Here we address the problem in the context of online adaptive learning. We formally define the learning settings of group online adaptive learning (GOAL) and derive an algorithm (SOAL) to address it. SOAL avoids modeling explicitly or their dynamics, and instead shares information continuously. The key idea is that learners share a common small pool of experts, which they can use in a weighted adaptive way.We define group adaptive regret and prove that SOAL maintains known bounds on the adaptive regret obtained for single adaptive learners. Furthermore, it quickly adapts when presented with scenes that are related to scenes shared by other learners.

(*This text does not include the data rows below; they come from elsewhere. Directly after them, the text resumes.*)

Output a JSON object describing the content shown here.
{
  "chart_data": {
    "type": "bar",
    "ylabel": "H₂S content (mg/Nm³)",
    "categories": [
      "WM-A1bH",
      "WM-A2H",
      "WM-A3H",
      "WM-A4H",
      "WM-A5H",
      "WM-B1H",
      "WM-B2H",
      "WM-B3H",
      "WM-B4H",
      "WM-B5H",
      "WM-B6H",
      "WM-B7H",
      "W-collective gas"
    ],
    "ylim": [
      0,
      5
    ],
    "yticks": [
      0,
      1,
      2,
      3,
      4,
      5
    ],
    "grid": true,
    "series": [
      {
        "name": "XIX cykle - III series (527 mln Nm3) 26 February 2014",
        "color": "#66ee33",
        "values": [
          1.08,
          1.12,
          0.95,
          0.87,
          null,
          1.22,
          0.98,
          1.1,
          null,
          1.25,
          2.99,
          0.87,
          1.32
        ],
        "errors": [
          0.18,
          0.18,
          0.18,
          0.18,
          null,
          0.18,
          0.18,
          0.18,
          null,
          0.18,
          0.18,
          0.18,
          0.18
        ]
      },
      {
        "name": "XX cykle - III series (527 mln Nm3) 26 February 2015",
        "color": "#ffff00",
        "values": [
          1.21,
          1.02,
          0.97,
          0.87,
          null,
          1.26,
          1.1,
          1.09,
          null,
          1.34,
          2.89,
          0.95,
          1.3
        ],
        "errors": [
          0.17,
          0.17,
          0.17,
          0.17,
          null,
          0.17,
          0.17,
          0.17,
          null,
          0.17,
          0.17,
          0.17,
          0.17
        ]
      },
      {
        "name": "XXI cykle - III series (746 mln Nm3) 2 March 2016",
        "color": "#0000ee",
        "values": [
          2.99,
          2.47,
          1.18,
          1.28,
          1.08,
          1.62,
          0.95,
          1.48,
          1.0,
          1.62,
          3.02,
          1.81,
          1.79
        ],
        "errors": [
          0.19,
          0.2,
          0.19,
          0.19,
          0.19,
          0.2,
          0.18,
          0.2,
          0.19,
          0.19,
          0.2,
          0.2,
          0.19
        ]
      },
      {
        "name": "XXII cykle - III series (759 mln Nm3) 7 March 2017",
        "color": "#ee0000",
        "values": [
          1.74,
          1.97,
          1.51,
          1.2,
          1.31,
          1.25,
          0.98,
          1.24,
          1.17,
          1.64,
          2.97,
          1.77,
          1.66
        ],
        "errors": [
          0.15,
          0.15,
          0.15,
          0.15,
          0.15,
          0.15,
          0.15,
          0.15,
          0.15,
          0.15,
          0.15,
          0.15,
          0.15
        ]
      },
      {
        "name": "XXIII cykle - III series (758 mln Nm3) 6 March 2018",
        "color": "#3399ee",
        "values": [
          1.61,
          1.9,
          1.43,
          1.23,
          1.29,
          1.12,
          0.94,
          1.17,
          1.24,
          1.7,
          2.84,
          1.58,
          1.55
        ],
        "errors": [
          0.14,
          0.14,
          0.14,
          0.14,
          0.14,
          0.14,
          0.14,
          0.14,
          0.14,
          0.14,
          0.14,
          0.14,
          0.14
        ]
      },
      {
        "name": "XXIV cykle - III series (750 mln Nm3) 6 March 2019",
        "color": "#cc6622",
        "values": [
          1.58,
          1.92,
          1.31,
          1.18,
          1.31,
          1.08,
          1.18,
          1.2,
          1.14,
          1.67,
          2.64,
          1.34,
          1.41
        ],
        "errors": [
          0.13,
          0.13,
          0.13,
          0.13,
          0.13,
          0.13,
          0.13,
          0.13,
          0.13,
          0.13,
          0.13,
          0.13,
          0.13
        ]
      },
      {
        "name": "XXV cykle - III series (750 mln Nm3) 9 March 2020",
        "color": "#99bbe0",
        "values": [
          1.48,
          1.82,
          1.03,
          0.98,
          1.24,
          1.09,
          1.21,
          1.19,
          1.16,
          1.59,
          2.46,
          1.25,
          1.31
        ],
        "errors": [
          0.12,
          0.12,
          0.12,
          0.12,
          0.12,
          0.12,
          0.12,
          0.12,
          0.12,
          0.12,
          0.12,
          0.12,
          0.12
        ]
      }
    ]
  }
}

We demonstrate the benefits of the approach for two domains: vision and text. First, in the visual domain, we study a visual navigation task where a robot learns to navigate based on outdoor video scenes. We show how navigation can improve when knowledge from other robots in related scenes is available. Second, in the text domain, we create a new dataset for the task of assigning submitted papers to relevant editors. This is, inherently, an adaptive learning task due to the dynamic nature of research fields evolving in time. We show how learning to assign editors improves when knowledge from other editors is available. Together, these results demonstrate the benefits for sharing information across learners in concurrently changing environments.